Es ist voll im Café Hess. Wir sitzen an dem langen Tisch, der mitten drin steht. Florian Köhler und Stefan Karasi sind schon da. Marcus Nowotny, der dritte „Weschnitztaler“, ist noch mit frischem Bier fürs „Hess“ unterwegs. Kein Grund für uns, nicht schon mal eins oder zwei zu trinken. Man gönnt sich ja sonst nichts.

Als Marcus dazu stößt, beginnt dann der hochoffizielle Teil des Gesprächs. Wir fragen. Florian, Marcus und Stefan antworten. Dabei stellt sich schnell heraus, dass jeder der drei einen anderen beruflichen Background hat und – natürlich – ein anderes Mitteilungsbedürfnis.

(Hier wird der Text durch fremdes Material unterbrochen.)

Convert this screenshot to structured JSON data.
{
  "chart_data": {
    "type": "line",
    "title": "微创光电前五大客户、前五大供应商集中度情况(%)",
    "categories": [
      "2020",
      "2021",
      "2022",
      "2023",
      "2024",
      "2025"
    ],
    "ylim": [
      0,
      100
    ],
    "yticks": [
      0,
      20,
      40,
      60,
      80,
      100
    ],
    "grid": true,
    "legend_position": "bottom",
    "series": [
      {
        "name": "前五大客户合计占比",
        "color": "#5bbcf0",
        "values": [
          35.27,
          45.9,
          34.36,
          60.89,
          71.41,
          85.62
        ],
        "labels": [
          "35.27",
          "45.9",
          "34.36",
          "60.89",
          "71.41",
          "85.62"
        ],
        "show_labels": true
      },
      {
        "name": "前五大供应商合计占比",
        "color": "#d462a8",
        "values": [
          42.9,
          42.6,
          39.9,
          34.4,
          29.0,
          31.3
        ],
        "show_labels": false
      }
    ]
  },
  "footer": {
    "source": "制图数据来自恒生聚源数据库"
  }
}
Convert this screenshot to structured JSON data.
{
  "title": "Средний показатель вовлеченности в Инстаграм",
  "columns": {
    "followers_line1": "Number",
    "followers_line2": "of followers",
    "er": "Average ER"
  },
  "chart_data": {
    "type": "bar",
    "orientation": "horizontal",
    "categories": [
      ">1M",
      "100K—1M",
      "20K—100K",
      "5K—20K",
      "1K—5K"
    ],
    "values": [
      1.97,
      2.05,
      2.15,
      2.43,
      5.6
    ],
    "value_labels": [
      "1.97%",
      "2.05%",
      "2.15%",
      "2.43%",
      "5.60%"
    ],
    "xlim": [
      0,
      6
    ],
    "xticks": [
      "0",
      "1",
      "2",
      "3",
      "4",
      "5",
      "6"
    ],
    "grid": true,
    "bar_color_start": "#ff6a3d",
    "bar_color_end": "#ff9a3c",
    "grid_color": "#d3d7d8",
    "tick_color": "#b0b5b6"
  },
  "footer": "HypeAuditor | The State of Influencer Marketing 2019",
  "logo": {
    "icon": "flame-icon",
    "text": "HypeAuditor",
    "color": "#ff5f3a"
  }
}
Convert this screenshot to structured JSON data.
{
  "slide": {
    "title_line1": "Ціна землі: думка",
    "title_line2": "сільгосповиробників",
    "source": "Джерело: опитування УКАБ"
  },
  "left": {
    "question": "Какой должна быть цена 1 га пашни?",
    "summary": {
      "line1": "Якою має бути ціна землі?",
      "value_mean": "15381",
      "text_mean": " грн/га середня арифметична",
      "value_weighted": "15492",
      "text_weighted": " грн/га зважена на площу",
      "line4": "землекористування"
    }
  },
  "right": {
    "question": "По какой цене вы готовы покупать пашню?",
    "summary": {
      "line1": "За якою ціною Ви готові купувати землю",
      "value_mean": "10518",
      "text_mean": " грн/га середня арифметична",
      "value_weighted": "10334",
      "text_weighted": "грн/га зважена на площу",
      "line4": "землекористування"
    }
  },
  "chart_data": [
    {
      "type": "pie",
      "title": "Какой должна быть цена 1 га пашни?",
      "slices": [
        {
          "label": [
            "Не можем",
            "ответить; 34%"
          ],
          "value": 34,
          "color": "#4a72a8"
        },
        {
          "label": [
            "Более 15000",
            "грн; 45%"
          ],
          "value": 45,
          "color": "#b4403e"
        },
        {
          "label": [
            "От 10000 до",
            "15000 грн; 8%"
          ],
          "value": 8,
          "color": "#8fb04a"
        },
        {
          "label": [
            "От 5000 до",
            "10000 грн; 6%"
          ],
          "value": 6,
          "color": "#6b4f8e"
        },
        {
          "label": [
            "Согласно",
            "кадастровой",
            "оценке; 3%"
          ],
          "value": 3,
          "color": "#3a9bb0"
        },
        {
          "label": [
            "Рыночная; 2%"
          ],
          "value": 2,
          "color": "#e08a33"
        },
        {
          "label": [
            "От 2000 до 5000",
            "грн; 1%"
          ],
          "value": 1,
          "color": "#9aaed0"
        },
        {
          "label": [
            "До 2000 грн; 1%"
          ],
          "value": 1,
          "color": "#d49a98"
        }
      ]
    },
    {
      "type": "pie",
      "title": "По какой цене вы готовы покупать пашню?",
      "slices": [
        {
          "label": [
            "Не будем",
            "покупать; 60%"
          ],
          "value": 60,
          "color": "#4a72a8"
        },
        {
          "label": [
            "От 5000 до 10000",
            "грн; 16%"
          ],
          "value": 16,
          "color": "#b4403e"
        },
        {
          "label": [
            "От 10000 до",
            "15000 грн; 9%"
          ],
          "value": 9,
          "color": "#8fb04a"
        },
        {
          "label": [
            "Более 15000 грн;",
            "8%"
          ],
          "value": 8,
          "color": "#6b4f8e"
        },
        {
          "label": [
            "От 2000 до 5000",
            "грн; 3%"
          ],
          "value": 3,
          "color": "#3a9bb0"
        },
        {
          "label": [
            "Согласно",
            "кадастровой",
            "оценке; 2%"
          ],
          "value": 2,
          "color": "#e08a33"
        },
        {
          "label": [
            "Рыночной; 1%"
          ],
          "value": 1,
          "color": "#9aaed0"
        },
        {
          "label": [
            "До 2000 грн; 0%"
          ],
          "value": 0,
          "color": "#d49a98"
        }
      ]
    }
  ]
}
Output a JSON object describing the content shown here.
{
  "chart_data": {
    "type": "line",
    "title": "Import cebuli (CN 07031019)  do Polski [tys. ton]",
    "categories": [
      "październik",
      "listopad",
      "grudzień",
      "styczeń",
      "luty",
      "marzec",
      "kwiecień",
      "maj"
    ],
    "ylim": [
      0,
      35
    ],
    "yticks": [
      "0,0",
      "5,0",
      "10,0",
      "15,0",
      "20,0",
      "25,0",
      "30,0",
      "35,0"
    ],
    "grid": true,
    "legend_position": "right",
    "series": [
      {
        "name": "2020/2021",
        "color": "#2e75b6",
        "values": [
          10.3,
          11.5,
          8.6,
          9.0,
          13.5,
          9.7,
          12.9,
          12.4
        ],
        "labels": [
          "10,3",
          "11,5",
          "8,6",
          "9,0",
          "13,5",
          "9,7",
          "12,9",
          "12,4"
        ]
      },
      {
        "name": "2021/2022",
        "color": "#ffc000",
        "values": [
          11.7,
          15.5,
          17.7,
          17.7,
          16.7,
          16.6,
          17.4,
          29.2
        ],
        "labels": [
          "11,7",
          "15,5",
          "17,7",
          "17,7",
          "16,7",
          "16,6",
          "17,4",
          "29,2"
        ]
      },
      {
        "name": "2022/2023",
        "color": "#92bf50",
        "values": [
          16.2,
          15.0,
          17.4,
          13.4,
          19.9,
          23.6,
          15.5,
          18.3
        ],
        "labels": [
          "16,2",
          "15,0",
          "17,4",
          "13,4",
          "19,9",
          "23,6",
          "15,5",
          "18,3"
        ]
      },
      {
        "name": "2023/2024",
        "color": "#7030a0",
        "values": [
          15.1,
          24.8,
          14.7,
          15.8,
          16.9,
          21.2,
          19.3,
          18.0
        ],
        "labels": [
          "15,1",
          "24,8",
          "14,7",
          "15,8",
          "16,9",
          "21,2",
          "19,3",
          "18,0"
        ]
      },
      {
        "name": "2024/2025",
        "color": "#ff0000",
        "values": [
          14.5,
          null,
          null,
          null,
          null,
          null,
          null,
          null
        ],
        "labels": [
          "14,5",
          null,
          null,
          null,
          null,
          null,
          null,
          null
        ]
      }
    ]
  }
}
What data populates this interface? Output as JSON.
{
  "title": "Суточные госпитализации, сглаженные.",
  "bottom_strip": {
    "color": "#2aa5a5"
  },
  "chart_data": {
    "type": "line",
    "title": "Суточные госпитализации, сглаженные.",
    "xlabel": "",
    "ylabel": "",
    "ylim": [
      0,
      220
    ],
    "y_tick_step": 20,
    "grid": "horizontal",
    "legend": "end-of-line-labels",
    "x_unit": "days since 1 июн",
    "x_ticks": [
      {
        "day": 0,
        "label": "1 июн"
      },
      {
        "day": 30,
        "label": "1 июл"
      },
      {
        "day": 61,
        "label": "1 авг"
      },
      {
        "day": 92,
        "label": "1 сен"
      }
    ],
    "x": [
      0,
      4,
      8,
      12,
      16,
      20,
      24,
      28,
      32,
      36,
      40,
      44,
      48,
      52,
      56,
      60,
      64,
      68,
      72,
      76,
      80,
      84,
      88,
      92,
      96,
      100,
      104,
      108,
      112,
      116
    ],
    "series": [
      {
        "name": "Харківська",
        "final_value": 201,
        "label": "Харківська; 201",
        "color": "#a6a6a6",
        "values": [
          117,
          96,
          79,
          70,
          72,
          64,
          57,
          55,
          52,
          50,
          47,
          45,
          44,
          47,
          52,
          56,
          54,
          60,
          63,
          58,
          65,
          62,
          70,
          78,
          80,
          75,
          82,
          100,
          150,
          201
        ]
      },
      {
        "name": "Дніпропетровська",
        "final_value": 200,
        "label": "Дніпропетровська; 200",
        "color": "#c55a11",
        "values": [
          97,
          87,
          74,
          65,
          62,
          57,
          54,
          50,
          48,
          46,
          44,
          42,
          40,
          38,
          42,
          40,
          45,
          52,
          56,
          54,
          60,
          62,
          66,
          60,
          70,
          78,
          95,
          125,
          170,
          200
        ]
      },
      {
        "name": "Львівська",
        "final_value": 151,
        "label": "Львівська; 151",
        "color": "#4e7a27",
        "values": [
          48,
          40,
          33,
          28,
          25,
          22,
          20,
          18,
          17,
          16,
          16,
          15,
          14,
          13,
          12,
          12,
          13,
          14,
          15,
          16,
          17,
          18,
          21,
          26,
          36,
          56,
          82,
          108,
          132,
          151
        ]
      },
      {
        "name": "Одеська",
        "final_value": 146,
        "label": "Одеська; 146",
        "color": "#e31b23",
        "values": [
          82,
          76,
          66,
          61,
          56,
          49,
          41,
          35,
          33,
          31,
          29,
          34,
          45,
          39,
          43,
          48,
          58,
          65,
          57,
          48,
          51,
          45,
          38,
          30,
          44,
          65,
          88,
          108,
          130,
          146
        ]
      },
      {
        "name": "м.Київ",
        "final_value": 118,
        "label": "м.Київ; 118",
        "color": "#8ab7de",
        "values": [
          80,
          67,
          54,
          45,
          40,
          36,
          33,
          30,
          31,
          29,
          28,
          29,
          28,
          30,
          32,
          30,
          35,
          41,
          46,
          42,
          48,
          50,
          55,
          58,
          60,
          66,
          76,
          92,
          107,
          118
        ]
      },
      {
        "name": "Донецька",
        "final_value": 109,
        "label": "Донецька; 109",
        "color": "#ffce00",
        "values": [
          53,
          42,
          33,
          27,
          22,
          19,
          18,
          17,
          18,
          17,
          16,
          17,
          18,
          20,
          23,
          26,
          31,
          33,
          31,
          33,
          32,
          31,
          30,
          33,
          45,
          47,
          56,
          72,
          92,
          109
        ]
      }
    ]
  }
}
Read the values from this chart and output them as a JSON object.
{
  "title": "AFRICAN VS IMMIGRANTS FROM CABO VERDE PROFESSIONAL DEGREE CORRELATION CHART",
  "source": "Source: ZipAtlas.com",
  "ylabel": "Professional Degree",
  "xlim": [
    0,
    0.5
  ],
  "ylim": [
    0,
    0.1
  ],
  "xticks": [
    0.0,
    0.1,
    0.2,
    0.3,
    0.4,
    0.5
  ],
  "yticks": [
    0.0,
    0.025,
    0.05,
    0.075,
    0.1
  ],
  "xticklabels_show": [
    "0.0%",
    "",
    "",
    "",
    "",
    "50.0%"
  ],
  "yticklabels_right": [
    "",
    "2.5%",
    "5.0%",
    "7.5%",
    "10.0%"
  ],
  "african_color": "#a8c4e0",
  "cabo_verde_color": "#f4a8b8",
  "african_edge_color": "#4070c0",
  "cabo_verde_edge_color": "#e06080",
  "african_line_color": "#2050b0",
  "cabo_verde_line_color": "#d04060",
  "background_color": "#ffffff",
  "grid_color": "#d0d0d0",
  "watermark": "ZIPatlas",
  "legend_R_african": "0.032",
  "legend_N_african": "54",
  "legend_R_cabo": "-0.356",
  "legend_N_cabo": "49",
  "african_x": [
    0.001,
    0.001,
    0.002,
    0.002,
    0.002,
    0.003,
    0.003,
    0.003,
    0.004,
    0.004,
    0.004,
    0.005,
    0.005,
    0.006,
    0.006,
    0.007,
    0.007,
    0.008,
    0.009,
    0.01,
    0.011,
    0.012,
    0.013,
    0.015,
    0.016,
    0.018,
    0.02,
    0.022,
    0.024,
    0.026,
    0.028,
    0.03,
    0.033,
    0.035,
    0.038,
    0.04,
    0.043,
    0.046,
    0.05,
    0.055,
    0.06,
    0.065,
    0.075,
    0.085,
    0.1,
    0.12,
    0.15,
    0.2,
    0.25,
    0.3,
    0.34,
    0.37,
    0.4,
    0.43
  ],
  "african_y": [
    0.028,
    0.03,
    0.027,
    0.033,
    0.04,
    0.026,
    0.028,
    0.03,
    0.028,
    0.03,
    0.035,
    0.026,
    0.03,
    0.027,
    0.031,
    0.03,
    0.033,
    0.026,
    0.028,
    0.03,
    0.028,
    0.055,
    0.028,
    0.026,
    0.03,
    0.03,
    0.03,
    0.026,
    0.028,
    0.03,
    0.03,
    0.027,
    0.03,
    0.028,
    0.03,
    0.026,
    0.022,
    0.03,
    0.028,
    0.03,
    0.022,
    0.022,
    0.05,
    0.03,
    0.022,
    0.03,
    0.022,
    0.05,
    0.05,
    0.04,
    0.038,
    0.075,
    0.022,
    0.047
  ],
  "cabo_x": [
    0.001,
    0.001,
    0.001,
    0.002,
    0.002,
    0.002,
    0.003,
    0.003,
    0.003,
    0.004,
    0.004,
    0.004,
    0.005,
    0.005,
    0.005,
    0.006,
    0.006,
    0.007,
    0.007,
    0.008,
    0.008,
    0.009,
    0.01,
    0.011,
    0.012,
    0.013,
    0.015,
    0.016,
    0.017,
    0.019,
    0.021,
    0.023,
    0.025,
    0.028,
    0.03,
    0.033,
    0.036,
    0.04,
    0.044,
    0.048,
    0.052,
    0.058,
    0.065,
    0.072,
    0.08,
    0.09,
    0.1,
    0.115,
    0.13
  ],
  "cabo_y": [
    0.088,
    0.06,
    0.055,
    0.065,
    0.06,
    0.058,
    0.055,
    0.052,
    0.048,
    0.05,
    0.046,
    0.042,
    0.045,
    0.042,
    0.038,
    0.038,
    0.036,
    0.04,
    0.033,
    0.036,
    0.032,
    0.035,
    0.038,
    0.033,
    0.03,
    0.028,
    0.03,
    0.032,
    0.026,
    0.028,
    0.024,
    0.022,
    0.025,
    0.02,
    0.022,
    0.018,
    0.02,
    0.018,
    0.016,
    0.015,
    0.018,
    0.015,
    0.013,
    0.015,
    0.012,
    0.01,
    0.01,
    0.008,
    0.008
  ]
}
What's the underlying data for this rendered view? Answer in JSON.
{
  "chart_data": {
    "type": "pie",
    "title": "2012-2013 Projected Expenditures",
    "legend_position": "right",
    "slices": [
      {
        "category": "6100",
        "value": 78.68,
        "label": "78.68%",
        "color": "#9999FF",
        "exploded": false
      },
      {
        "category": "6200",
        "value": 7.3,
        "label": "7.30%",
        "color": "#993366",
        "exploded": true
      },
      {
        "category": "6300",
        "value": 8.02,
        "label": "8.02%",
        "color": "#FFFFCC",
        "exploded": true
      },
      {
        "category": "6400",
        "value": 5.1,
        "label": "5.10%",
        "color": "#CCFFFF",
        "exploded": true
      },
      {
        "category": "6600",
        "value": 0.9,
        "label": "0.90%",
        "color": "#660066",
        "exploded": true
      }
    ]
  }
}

Florian ist Brau- und Malzmeister, arbeitet aber im Außendienst einer Firma für industrielle Desinfektionsmittel. Marcus ist staatlich geprüfter Elektrotechniker und Stefan Nutzfahrzeugmechatroniker. Ihr Bier brauen sie noch nebenberuflich am Wochenende. Doch das soll sich ändern. Am Masterplan wird schon gewerkelt.

Gründe zum Gründen

Die Weschnitztaler Brau-Manufaktur existiert als Unternehmen seit 2013 und als GmbH in Fürth seit Anfang 2015. Aber alles begann schon so um 2005, als Florian kurz vor dem Ende seiner Ausbildung zum Brauer bei Eichbaum in Mannheim stand. Getrieben von unbändiger Neugier und Lust auf Neues startete er Versuche in der Küche seiner Mutter. Zuerst im Zwanzig-Liter-Topf, kurze Zeit später in der Garage.

„Klar,“ sagt Florian, „Braumeister haben immer den Traum von der eigenen Brauerei.“ Aber in Fahrt kam das Ganze erst nach ein paar Bierchen, als Marcus sich entschloss, für seine Abschlussarbeit die Automatisierung einer Brauanlage mit Temperaturüberwachung zu entwickeln. Mit Stefan und seinen Kenntnissen in der Metallverarbeitung war das Trio dann komplett. Florian über Stefan: „Der ist wie ein Schweizer Taschenmesser, der kann alles.“

Natürlich wurde auch die Garage schnell zu klein. Es ging in eine alte Autowerkstatt. Hier wurde jetzt akribisch gebraut, ausgelassen gefeiert und tüchtig ausgetrunken. Im März 2015 folgte der Umzug nach Fürth – in eine Halle mit viel mehr Platz für alles. Die komplette Brauanlage und das Kühlhaus haben die Weschnitztaler nicht nur selbst entwickelt, sondern auch selbst gebaut und vom verkauften Bier bezahlt. Denn die Finanzierung der Brau-Manufaktur wollte keine Bank übernehmen.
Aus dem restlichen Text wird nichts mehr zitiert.